Investing.com – La grande V è tornata. V come Volatilità. Le materie prime, dal greggio al gas, dall’oro al platino, dal grano al mais e alla soia, hanno tutte visto delle forti oscillazioni di prezzo venerdì, a 24 ore dall’aver toccato i massimi pluriennali dopo l’invasione russa dell’Ucraina.

I timori sulle forniture hanno determinato gli andamenti dei prezzi. Poche ore dopo l’invasione, il greggio ha ritoccato i massimi dal 2014 di circa 100 dollari al barile; I future sul gas naturale sono schizzati del 62%, il massimo dal 2005, l’oro ha toccato il massimo di un anno, 25 dollari al di sotto dei 2.000 dollari l’oncia; il palladio è salito al massimo di sette mesi di 2.700 dollari l’oncia; il grano ha toccato il massimo di 13 anni e mezzo superando i 9,50 dollari al bushel; la soia è salita al massimo di 9 anni e mezzo sopra i 17,50 dollari al bushel ed il {8918|mais}} è schizzato al massimo di nove mesi di 7,20 dollari al bushel.

Tutte queste materie prime sono state spinte dai timori di interruzioni delle forniture a causa dalla guerra e dalle sanzioni su entità e personalità della Russia. I timori erano più che giustificati: la Russia è uno dei più grandi esportatori di petrolio e gas del mondo e il più grande produttore di palladio. Sia la Russia che l’Ucraina sono anche grandi produttori di grano e mais.

La gravità della crisi era così reale che il primo ministro egiziano Mostafa Madbouly ha tenuto una sessione speciale di gabinetto per discutere come il conflitto potrebbe interrompere le forniture di grano e di altre farine di pane, e far salire i prezzi in un paese noto per consumare più pane di qualsiasi altro in Medio Oriente. Gli egiziani mangiano pane al doppio della media globale, importando più grano di qualsiasi altra nazione, con l’85% dei loro acquisti provenienti da Russia e Ucraina.

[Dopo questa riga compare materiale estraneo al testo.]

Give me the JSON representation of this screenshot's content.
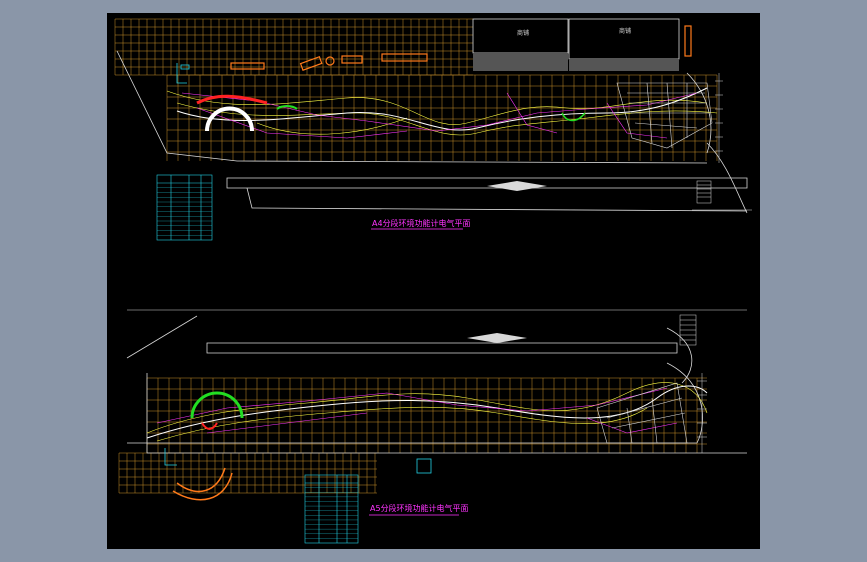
{
  "colors": {
    "desktop": "#8a96a8",
    "sheet": "#000000",
    "grid": "#c8902a",
    "outline": "#d8d8d8",
    "path": "#ffff44",
    "circuit": "#ff33ff",
    "cyan": "#22d3e6",
    "green": "#22dd22",
    "orange": "#ff7a1a",
    "red": "#ff2222"
  },
  "plans": {
    "upper": {
      "title": "A4分段环境功能计电气平面",
      "building_label_1": "商铺",
      "building_label_2": "商铺"
    },
    "lower": {
      "title": "A5分段环境功能计电气平面"
    }
  }
}
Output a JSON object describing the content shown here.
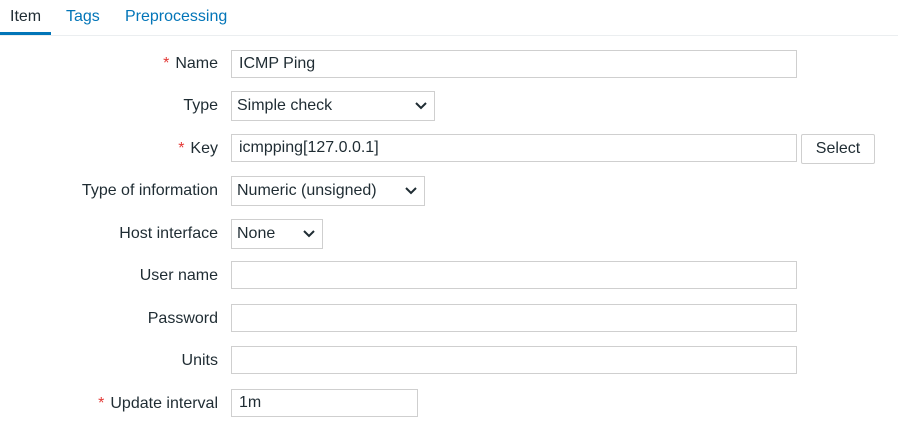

Sabato, gli alleati occidentali contrari a Mosca hanno annunciato che bloccheranno “selezionate” banche russe dal sistema di pagamenti internazionali SWIFT, colpendo così il Cremlino con quella che potrebbe essere la “madre di tutte le sanzioni finanziarie”.

Ma ci sono stati anche dei segnali che hanno minimizzato i timori di per le forniture, e che hanno portato a credere che una manciata di sanzioni USA-Euro, comprese quelle sul presidente russo Vladimir Putin, fossero più simboliche che altro - senza senso nel produrre risultati efficaci.

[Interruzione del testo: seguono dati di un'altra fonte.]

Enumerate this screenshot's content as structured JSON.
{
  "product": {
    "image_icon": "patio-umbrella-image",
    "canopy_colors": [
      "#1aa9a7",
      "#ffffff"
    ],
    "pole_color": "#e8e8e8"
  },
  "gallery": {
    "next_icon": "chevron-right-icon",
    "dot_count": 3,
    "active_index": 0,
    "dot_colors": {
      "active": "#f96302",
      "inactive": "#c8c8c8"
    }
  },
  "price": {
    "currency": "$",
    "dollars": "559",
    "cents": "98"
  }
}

Quando queste realtà si sono affermate, le materie prime che avevano visto rialzi esorbitanti dopo l’invasione russa hanno invertito la rotta con la stessa violenza. Il petrolio greggio è crollato del 12% dai suoi massimi post-invasione prima di tornare a metà dei 90 dollari. Anche oro, palladio, grano e mais hanno visto enormi oscillazioni.

“Gli investitori stanno cercando di valutare in che modo le sanzioni peseranno sulla propensione al rischio”, ha scritto Ed Moya, analista della piattaforma di trading online OANDA. “La Russia risponderà con la propria serie di sanzioni contro le nazioni occidentali. Le dure sanzioni potrebbero mettere l’economia russa su una traiettoria terribile, ma le conseguenze sarebbero condivise con l’Europa, quindi potrebbe essere l’ultima risorsa”.

Moya ha ragionato sul fatto che escludere la Russia dal sistema SWIFT dei pagamenti internazionali “renderebbe molto difficile per l’Europa pagare la sua (propria) energia e fare pagamenti per i tanti paesi che hanno bisogno di grano russo e di altre materie prime che sono vitali per lo spazio dei semiconduttori”.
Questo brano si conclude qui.